There is one important theorem about ordinals, which says if $\alpha$ and $\beta$ are ordinals, then either $\alpha\in\beta$, or $\alpha=\beta$, or $\beta\in\alpha$.
The preceding lemma states that either $\alpha\cap\beta=\alpha$ or $\alpha\cap\beta=\beta$, which is used in the proof of this theorem.
Proof: Suppose $\alpha\neq\beta$, then either $\alpha\subset\beta$ or $\beta\subset\alpha$, where $A\subset B$ means $A$ is a proper subset of $B$. But how does $\alpha\subset\beta$ imply $\alpha\in\beta$?
We show $\alpha \subset \beta \implies \alpha \in \beta$
Let $x$ be the $\in$ minimal element of $\beta \setminus \alpha$.
Let $\gamma$ be in $x$. If $\gamma$ is not in $\alpha$ then $\gamma$ is in $\beta \setminus \alpha$ by transitivity of $\in$. This is a contradiction to $x%$ being $\in$ minimal in $\beta \setminus \alpha$. This shows $x\subseteq \alpha$.

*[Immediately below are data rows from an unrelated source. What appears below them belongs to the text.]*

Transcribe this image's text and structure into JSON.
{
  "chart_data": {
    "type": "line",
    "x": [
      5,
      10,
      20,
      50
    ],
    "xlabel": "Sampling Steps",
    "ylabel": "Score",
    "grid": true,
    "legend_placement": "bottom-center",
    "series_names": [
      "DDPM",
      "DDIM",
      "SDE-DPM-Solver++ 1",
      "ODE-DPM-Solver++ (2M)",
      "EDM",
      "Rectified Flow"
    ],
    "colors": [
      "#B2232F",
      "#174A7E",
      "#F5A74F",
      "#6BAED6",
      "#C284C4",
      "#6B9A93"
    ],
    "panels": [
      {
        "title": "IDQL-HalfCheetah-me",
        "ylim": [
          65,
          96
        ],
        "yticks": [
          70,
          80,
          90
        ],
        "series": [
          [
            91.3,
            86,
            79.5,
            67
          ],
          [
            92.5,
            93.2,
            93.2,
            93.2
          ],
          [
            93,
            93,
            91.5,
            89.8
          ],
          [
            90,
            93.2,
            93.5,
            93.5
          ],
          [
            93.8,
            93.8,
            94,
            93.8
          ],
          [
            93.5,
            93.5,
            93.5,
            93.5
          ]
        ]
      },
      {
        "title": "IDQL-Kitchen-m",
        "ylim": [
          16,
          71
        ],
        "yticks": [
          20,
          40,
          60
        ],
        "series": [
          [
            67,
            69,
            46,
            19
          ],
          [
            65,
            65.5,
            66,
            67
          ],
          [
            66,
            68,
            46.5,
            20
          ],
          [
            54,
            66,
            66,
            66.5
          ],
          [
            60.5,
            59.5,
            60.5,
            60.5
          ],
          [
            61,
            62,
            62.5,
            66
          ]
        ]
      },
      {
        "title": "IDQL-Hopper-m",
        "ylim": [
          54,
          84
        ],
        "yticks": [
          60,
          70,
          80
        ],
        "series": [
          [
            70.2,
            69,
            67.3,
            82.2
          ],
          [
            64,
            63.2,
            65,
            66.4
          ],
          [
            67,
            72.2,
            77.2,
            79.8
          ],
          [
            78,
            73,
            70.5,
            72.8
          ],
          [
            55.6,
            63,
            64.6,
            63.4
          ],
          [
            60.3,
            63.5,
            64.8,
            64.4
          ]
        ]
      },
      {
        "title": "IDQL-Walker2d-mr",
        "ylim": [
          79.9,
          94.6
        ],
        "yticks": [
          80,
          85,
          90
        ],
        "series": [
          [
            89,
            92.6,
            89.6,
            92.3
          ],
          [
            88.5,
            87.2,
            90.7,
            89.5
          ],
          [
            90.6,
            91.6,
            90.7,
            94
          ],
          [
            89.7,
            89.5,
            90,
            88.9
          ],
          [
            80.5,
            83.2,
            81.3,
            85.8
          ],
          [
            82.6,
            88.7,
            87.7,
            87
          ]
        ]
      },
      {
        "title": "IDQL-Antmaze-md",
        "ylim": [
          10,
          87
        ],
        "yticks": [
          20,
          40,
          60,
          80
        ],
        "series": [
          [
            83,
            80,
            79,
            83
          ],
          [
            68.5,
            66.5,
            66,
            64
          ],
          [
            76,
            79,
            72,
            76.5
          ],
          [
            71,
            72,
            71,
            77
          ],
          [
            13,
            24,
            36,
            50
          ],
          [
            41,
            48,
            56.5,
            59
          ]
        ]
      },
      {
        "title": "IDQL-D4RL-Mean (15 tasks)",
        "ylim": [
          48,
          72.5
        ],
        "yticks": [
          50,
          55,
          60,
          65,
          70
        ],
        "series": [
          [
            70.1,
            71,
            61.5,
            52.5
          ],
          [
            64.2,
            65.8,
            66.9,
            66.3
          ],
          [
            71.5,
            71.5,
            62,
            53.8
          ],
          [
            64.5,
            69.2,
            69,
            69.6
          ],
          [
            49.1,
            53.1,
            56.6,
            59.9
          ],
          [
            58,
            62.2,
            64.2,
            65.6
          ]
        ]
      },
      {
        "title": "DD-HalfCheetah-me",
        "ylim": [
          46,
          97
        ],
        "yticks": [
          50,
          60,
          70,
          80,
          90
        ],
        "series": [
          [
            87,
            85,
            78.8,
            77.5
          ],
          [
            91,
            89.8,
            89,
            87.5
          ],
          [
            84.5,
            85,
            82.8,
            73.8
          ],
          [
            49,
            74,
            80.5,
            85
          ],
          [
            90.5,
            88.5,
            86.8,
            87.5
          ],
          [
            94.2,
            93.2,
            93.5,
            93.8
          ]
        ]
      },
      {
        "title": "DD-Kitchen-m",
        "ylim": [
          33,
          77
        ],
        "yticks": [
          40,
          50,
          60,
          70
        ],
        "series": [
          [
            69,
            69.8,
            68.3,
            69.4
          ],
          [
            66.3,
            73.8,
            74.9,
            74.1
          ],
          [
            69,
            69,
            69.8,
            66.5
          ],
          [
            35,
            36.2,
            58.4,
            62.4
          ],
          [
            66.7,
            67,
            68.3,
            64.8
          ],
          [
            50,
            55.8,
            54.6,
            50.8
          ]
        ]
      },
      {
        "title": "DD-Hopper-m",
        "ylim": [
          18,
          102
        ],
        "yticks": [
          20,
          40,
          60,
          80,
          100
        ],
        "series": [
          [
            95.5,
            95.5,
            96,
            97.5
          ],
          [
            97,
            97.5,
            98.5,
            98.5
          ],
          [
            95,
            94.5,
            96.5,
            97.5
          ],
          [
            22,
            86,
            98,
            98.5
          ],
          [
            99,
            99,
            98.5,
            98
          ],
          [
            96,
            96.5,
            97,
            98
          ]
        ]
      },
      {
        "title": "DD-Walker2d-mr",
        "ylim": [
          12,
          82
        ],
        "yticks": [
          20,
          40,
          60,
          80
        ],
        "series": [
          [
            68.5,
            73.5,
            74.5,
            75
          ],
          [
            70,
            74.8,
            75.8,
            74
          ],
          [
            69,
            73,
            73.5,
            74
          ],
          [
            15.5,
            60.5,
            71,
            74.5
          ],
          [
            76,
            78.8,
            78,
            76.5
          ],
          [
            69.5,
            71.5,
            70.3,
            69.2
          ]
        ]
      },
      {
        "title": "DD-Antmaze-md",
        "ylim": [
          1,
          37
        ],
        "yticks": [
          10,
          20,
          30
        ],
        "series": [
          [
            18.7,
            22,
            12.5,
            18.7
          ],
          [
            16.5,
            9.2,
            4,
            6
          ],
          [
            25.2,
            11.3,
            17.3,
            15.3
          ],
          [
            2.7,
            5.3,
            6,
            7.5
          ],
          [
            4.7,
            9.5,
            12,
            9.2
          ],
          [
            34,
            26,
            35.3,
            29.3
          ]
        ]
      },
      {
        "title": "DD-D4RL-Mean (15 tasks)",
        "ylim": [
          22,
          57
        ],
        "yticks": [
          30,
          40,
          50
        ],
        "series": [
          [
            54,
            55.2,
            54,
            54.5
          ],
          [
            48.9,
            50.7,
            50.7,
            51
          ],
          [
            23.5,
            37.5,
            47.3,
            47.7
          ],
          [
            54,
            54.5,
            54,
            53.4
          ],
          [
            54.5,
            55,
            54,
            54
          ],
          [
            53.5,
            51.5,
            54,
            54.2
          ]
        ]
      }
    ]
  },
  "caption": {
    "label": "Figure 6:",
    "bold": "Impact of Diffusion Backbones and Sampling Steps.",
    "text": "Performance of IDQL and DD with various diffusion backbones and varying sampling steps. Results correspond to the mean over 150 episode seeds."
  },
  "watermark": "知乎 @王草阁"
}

Let $\delta$ be in $\alpha$. Since there is no ordinal in $\beta \setminus \alpha$ that is in $x$, any ordinal in $x$ must be a member of $\alpha$, since by assumption, $\alpha \subset \beta$ and since $x \in \beta$, $x \subset \beta$. We prove $\delta \in x$.
Assume $\delta \not \in x$. Since $\delta$ is not equal to $x$, there is an $x_1 \in x\setminus \delta$. Now, $\delta \not \in x_1$, otherwise, by transitivity of $\in$, $\delta \in x$. Also, $x_1$ cannot be equal to $\delta$, because then $\delta \in x$. So there is an element of $x_1$, say $x_2$ that is not in $\delta$. Continue this reasoning infinitely, you obtain a sequence of ordinals $x_k$, that has no $\in$ minimal element, a contradiction to the well-foundedness of $\in$. Thus $\delta \in x$.
Now $x=\alpha$, and $x\in \beta$ shows $\alpha \in \beta$.